15-10-2020 / 15:01 h EFE

El anuncio de las nueva restricciones a los 144.000 habitantes de la ciudad de Salamanca hecho por la Junta de Castilla y León no ha sorprendido a nadie porque era esperado, aunque los afectados se debaten entre la decepción y la resignación, y tratando de llevar este jueves con la última normalidad.

El Gobierno autonómico ha anunciado un confinamiento perimetral y medidas restrictivas de aforos sociales y culturales desde el sábado durante 14 días, tras incrementarse la incidencia y presentar una tasa de 504,06 por 100.000.

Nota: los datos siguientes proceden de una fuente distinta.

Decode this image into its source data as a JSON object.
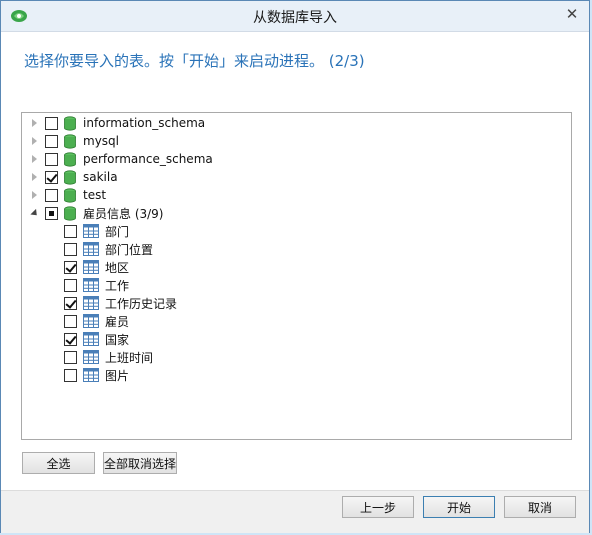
{
  "window": {
    "title": "从数据库导入"
  },
  "instruction": "选择你要导入的表。按「开始」来启动进程。 (2/3)",
  "tree": {
    "databases": [
      {
        "name": "information_schema",
        "checked": "unchecked",
        "expanded": false
      },
      {
        "name": "mysql",
        "checked": "unchecked",
        "expanded": false
      },
      {
        "name": "performance_schema",
        "checked": "unchecked",
        "expanded": false
      },
      {
        "name": "sakila",
        "checked": "checked",
        "expanded": false
      },
      {
        "name": "test",
        "checked": "unchecked",
        "expanded": false
      },
      {
        "name": "雇员信息 (3/9)",
        "checked": "partial",
        "expanded": true
      }
    ],
    "tables": [
      {
        "name": "部门",
        "checked": false
      },
      {
        "name": "部门位置",
        "checked": false
      },
      {
        "name": "地区",
        "checked": true
      },
      {
        "name": "工作",
        "checked": false
      },
      {
        "name": "工作历史记录",
        "checked": true
      },
      {
        "name": "雇员",
        "checked": false
      },
      {
        "name": "国家",
        "checked": true
      },
      {
        "name": "上班时间",
        "checked": false
      },
      {
        "name": "图片",
        "checked": false
      }
    ]
  },
  "buttons": {
    "select_all": "全选",
    "deselect_all": "全部取消选择",
    "back": "上一步",
    "start": "开始",
    "cancel": "取消"
  },
  "colors": {
    "instruction": "#2a73b8",
    "db_icon": "#4caf50",
    "table_icon": "#4a7fb8"
  },
  "icons": {
    "app": "navicat-icon",
    "database": "database-icon",
    "table": "table-icon",
    "close": "close-icon"
  }
}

Hosteleros, hoteleros, trabajadores, ciudadanos que viven en Salamanca pero trabajan en los pueblos de alrededor o todos aquellos que salen a los centros comerciales del entorno de Salamanca son los verdaderos perjudicados de esta medida.

Así se considera Rosario García, que vive en Villamayor a escasos dos kilómetros del inicio del término municipal salmantino y que trabaja en la capital, como una "verdadera perjudicada", porque "aunque se permite entrar en Salamanca para ir a trabajar, es una incomodidad llevar un documento de la empresa para justificar el empleo".

El presidente de la Asociación de Hosteleros de Salamanca, Álvaro Juanes, ha estimado que el principal afectado en esta capital será el sector de la hostelería y de los hoteles, "especialmente para los pequeños establecimientos y los que no tienen terraza".

A pesar de que ha afirmado que "no queda más remedio" que atajar las normas médico-sanitarias, Juanes ha pedido ayudas a las administraciones "para conseguir hacer viables empresas de este sector que están saliendo muy perjudicadas."

Al mismo tiempo ha hecho un llamamiento a los jóvenes clientes para que "sean responsables, para que acudan a las terrazas con normalidad, pero con responsabilidad, porque todos nos jugamos mucho, tanto desde la perspectiva sanitaria como económica".

Y ha pedido a los clientes que "vuelvan a los bares, aunque adelanten una hora su ocio de tarde, porque deben tener claro que estos establecimientos son seguros".

La realidad sanitaria del coronavirus ha regresado a Salamanca porque, como afirma Antonio Castellanos, un jubilado sentado en la terraza de uno de los bares de las principales calles del barrio Vidal, "ya se veía venir, ya se había anunciado que el tema del coronavirus estaba muy mal aquí".

Un empresario de la hostelería, que prefiere no dar su nombre, ha explicado que el futuro del sector "es muy complicado" y ha señalado la situación laboral como uno de los grandes problemas: "hemos sacado de los ERTE a muchos empleados y ahora nos tocará volverlos a meter en estos expedientes".

A pesar de ello, ha mostrado su confianza en que "la reorganización, la reestructuración de muchas empresas hará que se reinventen y puedan salir adelante".

Mientras llega el sábado, cuando comiencen las restricciones, Salamanca vive este jueves con la normalidad de un día dentro de la pandemia, con turistas, aunque sin llegar a los niveles de antes de marzo, con los estudiantes acudiendo a algunas clases presenciales de las universidades y con los salmantinos haciendo su vida.

Esta normalidad también ha sido visible en la Plaza Mayor, el centro neurálgico de la ciudad, donde en las terrazas se podía ver a un importante número de personas disfrutando de los rayos de sol de un día de octubre y donde además se preparaban las instalaciones necesarias para una grabación estelar, la del programa televisivo Masterchef, que se realizará mañana viernes.